Another popular scam involves offers to repair your bad credit rating — for an up-front fee. Remember: No one can remove accurate, unfavorable information from your credit file, so work with your creditors directly if there’s a problem.
Retirement investment scams. Many people approaching retirement are deluged with offers to attend free-lunch financial seminars that promise to significantly boost their retirement savings returns. While some are legitimate, others use high-pressure sales tactics to steer seniors into risky, fee-heavy investments or annuities, or sell them products they don’t need or that are impractical for their situation.
Before entrusting your savings with anyone (particularly from an unsolicited offer), do your homework.

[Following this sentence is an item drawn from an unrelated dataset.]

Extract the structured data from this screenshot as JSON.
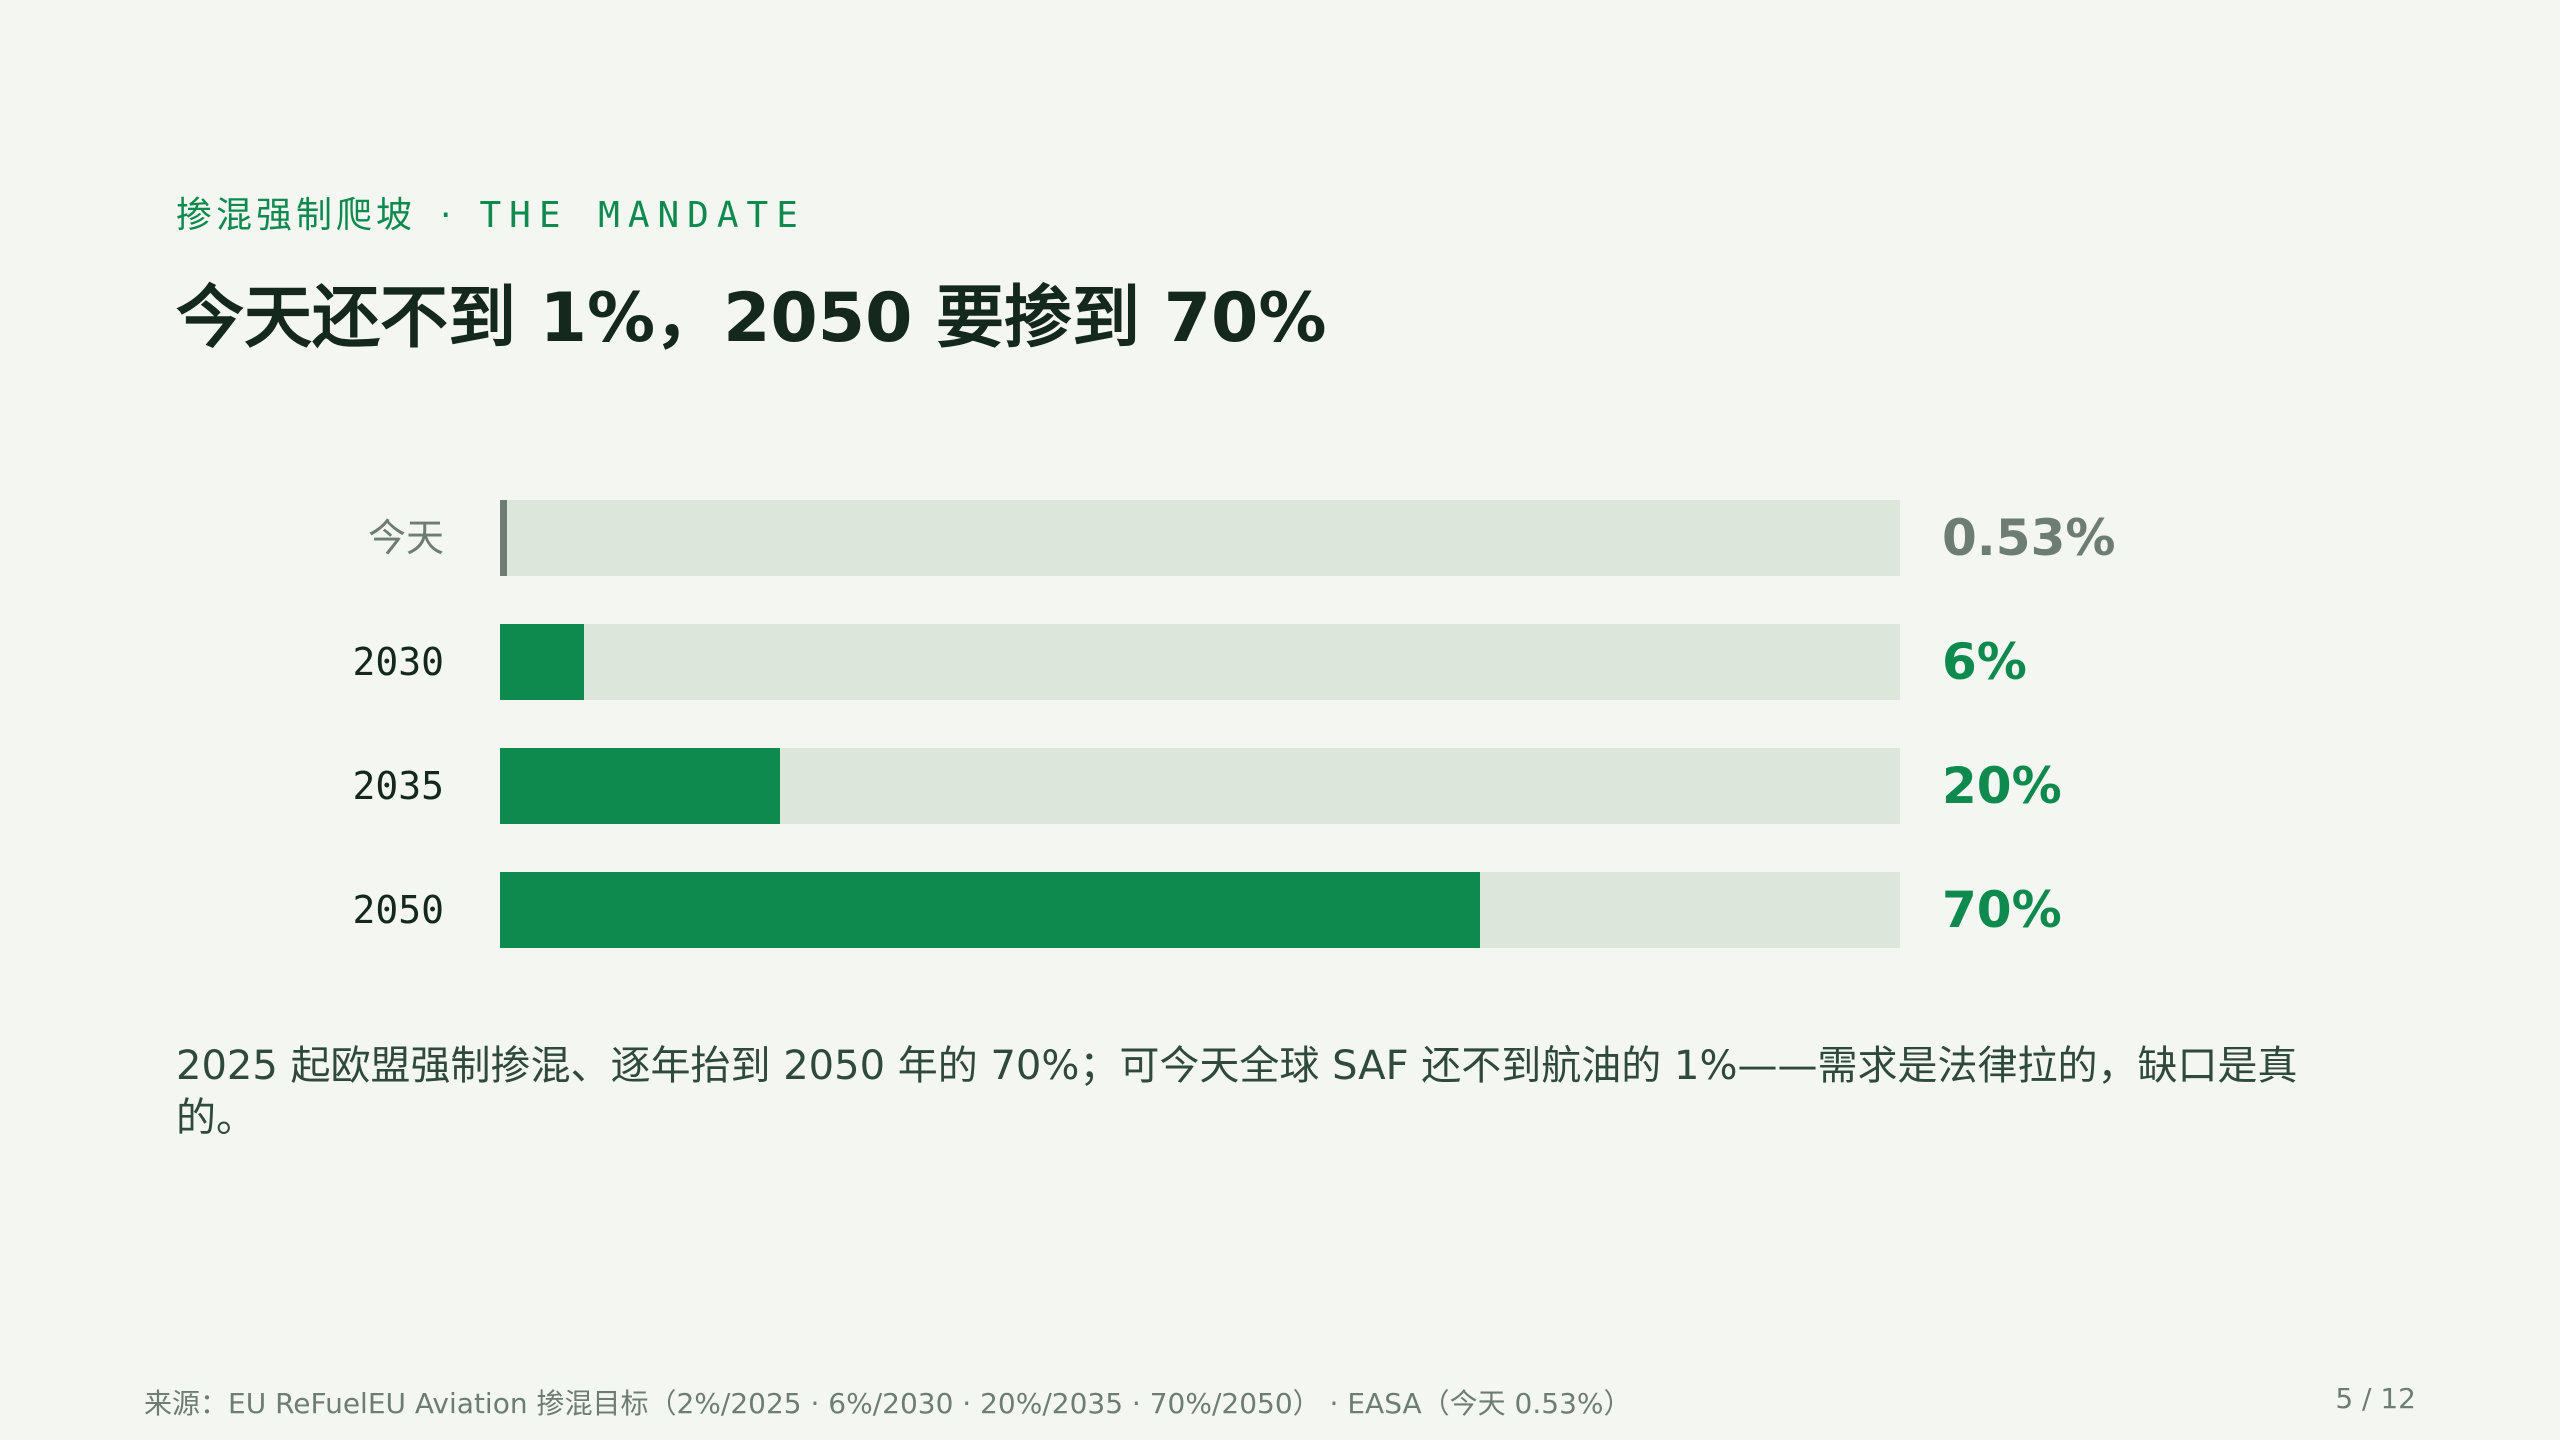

AARP has a good article on avoiding “free-lunch” scams, with pointers on questions you should ask any investment advisor, as well as red flags to avoid. The Securities and Exchange Commission’s For Seniors site is another good resource.
The Federal Trade Commission has a Scam Alert Blog that exposes the latest scams, as well as a site where you can file a complaint if a business doesn’t make good on its promises or cheats you out of your money. Another good resource is the National Council on Aging’s Top 10 Scams Targeting Seniors.
Please Note: The FTC’s website is currently down because of the government shutdown. The links shown above should be operable again once that situation has been rectified.
This article is intended to provide general information and should not be considered legal, tax or financial advice. It’s always a good idea to consult a legal, tax or financial advisor for specific information on how certain laws apply to you and about your individual financial situation.